Whether you need performance to improve amongst people you supervise at work, or better behavior by the young dudes in the house, good intentions will only take you so far.
As parents and workplace leaders, it’s up to us to make sure those we supervise perform up to their potential. The problem with that is folks, either young or older, aren’t always going to do what is expected of them.
It’s when you stumble into a situation like that we have to show that we understand what leadership, true, real leadership is all about. Which means that we can’t meet lack of progress with anger.
Positive encouragement is much more effective than criticism in almost every situation.
In a recent blog post, Belle Beth Cooper took the time to round up a number of different sources that tell the tale. And, since I thought I’d try to do something a little less controversial than what I’ve been covering the last two days, that’s where I turn. She focused mostly on the business aspects of the discussion, whereas I’m using her ideas and turning them to family.
Seriously, dudes, think about our remit here on the Guide. We’re here to help each other become better people, better dads. We do this because we want to help our children become the best, happiest people they can be.
All of which means, this sort of thing is perfect for us. Because, let’s face it, dudes, there’s no little dude on Earth who is ever going to go through life perfectly. They’re all going to need a bit more help.
By focusing on positive interactions with your employees and encouraging an upbeat emotional state as often as possible, you’ll be more likely to have a happy, productive and efficient team.
Negative emotions like fear, anger, confusion. . . They all serve to narrow our focus so we can only see the thing that is causing us pain. On the other hand, positive emotions such as happiness or satisfaction, can cause us to be more open in our outlook so we find even more good things to think about.

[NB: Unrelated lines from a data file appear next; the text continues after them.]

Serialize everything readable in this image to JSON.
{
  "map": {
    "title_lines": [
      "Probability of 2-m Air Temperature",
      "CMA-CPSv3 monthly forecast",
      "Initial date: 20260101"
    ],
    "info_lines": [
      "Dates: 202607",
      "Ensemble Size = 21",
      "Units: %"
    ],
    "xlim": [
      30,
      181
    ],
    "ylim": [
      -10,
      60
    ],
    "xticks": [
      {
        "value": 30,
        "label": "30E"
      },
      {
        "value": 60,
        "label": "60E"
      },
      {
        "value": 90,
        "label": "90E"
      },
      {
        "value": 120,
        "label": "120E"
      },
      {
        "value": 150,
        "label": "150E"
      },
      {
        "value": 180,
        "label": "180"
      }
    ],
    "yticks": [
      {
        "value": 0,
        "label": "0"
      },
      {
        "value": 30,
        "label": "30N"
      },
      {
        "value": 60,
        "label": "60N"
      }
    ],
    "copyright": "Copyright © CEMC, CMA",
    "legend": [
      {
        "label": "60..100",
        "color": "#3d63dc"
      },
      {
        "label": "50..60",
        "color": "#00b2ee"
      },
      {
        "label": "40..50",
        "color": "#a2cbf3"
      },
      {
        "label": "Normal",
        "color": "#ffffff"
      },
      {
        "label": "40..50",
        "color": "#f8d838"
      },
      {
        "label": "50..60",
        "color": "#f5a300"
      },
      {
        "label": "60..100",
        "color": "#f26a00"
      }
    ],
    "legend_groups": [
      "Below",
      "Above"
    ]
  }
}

It’s the Odyssey Effect again. That is, I never saw anyone driving a Honda Odyssey minivan (minivans are cool) until I purchased one and then I saw them everywhere.
Also, a positive little dude is a happy little dude and that makes for a much better house. I mean, who enjoys a whiny, loud, screaming, snot-dribbling monster running loose in the house. Other than when it’s us after our basketball team loses. Totally different thing.
Anyway, our little dudes slip up, and they will, we need to bring them out of their narrow focus on what failed and help them see what went right, and how to apply those lessons to other areas or when they try it again.
Remember, a bad mood is contagious. When you unduly or unjustly criticize a little dude, he’s going to go running and make the life miserable of the next person he sees, be it brother, sister, friend or mom.
Sadly, humans tend to remember negative emotions better than positive ones. So, yes, you can give a good lesson by criticizing a little dude. The problem is, he’s going to associate the bad feelings with the act that he was trying to accomplish. So the next time he contemplates that act, all he’s going to think about are the bad feelings that resulted the last time.
That, my friends, is a recipe for disaster.
Which is why positivity is so much better. Encourage the little dude to try things differently and see if he gets a different result. Encourage creative thinking and watch his imagination escalate to approach a problem from a different, unique angle.
Our job is to bring the little dudes up to the next level, not hold them down so they never climb higher.